Hardwood in a forest

Doctoral project: Advanced identification methods for the forest industry through CV/AI

The project intends to create opportunities for continued digitalisation in the forest industry. This concerns everything from traceability to quality assessments.

Project information

Doctoral student
Dag Björnberg
Supervisor
Morgan Ericsson
Assistant supervisors
Johan Lindeberg, Rafael Martins, Jonas Nordqvist
Participating organizations
Linnaeus University, Softwerk
Financiers
Softwerk, The Knowledge Foundation (KK-stiftelsen)
Timetable
Sept 2021 – Sept 2025
Subject
Computer and information science (Department of Computer Science and Media Technology, Faculty of Technology)

More about the project

The forest industry is facing digitalisation, which places demands on improved models for automation. This can be anything from recognizing logs through the production chain to quality assessments based on, for example, pith location or annual ring density.

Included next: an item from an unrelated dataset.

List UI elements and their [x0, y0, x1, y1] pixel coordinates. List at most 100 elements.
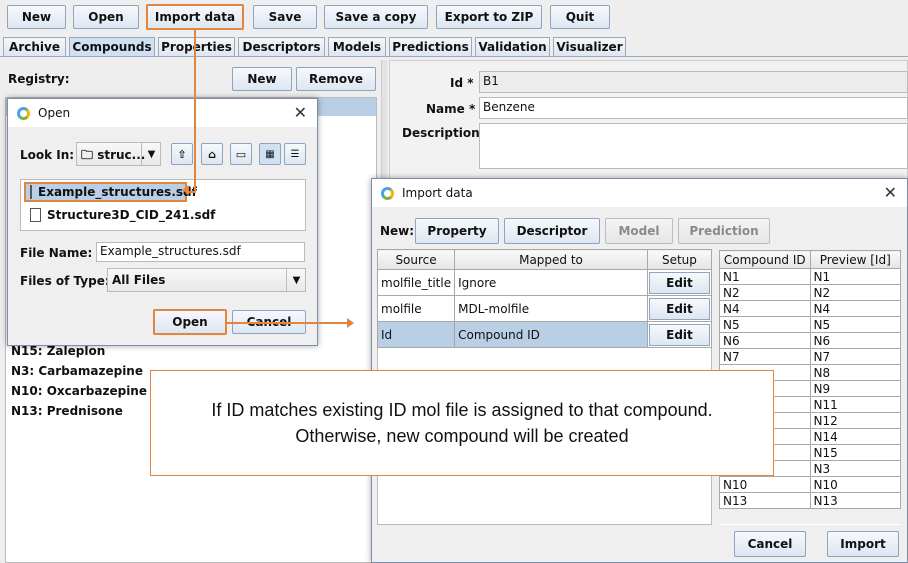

The project thus follows two main tracks:

  • Work with a recognition algorithm to be able to follow logs between different stations at sawmills, which are based on AI. This lays the foundation for being able to develop models for traceability of logs throughout the entire production chain.
  • Creation of controlled training data using Generative Adversarial Networks, which is an image generation method based on AI. Through this procedure, we can create images with controlled pith location and age that can later be used as training data in order to make quality assessments. In this way, we can not only generate a lot of training data but also avoid manual marking, which can be very time consuming.

Although the work has a clear connection to the forest industry, the methods we use are more general, which we hope can create added value not only in the forest industry, but in AI as a research area in general.

The project is part of the research in the research group Data Intensive Software Technologies and Applications (DISTA) and the Linnaeus University Centre for Data Intensive Sciences and Applications (DISA).